I was most taken with the solemnity and cimbalom-like textures of The Madonna of Frydek and the enigmatic Words Fail!. Unutterable Anguish certainly lived up to its title, conveying an increasing sense of desperation, with its repeated two-note figure like a knife striking at the heart; how apt that the succeeding In Tears was lachrymose yet somehow consoling.

The title of last piece — The Barn Owl Has Not Flown Away — put me in mind, somewhat irreverently, of one of those coded recognition signals exchanged in espionage novels and spoken in a heavily cod-Slavic accent: "The geese are on the wing tonight", "Yes, but the barn owl has not flown away".

Neumann characterised each piece superbly and left at least one listener keen to hear Book II.

Quejas, ó la maja y el ruiseñor (Laments, or the Maiden and the Nightingale) is the best-known of Enrique Granados's suite Goyescas, generally considered his masterpiece.

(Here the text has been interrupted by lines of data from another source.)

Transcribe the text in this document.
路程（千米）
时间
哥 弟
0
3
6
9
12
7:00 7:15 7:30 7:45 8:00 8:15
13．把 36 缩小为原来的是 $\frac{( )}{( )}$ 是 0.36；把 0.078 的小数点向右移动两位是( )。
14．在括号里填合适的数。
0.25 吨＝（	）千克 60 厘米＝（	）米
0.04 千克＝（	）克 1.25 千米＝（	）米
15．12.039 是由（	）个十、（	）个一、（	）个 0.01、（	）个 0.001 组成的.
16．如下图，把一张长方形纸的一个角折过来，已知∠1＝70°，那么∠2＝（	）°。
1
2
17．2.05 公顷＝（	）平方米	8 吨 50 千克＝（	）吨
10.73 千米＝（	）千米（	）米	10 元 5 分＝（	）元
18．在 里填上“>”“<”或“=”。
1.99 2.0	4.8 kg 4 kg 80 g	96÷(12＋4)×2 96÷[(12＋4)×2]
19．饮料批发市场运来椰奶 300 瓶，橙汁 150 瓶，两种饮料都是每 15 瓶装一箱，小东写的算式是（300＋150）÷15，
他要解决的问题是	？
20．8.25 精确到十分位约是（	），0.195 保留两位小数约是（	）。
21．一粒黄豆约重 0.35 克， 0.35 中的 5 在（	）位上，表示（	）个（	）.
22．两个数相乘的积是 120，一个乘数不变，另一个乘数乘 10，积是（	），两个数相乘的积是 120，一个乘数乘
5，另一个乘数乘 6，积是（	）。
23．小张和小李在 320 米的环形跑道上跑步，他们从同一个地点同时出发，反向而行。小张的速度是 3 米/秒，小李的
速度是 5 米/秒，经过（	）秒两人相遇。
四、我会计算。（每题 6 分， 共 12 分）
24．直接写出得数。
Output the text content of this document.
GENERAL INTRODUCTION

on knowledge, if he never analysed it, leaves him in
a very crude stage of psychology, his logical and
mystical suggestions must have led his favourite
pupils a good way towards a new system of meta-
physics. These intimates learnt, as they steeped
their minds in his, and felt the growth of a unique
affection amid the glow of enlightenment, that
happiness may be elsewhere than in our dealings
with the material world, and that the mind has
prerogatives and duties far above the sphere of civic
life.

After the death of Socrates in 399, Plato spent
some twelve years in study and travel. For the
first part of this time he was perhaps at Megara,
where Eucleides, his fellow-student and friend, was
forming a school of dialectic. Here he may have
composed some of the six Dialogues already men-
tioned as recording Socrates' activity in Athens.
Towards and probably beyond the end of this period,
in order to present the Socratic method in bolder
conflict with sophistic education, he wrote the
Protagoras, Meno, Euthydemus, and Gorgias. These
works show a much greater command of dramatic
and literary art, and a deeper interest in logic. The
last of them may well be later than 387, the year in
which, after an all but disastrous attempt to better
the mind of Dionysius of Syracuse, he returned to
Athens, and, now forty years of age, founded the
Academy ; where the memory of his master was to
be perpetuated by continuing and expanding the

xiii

I understand that the main melody was borrowed by Mexican songwriter Consuelo Velázquez for her 1940 song "Bésame Mucho", but I found myself wondering whether Astor Piazzolla might not also have been acquainted with it.

In Neumann's hands it was most certainly plaintive and she shrugged lightly aside the manifold technical difficulties of the music in a rivetting performance coloured with a delectable tonal palette.

Finally, Neumann gave us Liszt's spectacular arrangement of Isolde's Liebestod from his son-in-law, Richard Wagner's Tristan und Isolde.

Liszt, of course, not only provided Wagner with his second wife, Cosima, he may also have supplied the famous "Tristan" chord (there is a letter extant in which Wagner admits to having borrowed the chord but then proceeds to say that "there is no need to let everybody know" — nice man), although it has been suggested that the chord is actually present in works by Chopin (the Mazurka Op.68 No.4), Berlioz (Romeo et Juliette) and even earlier composers.

Although the nineteenth century is replete with keyboard arrangements of orchestral music, intended largely for domestic consumption, when Liszt made this transcription he was quite probably the only living pianist capable of performing it.

Today piano technique has advanced considerably, in no small part due to Liszt's own technical innovations, and Neumann quickly showed that she too has technique to spare, in a wondefrully involving performance, beautfully contoured and with a commanding control of the gradually rising tension.

When the music died away the silence in the church was all but tangible, before the tide of applause swept it away.

Of course there had to be an encore and it was, as Neumann said, "back to the Germans and Italians" with one of Ferrucio Busoni's piano version of a Bach organ chorale prelude, "Nunn komm, der Heiden Heiland". (For many who had the privilege to hear them both, Busoni was second only to Liszt as history's greatest pianist.)

This lovely piece proved a most suitable foil to the overheated Wagner and a perfect end to a most enjoyable evening.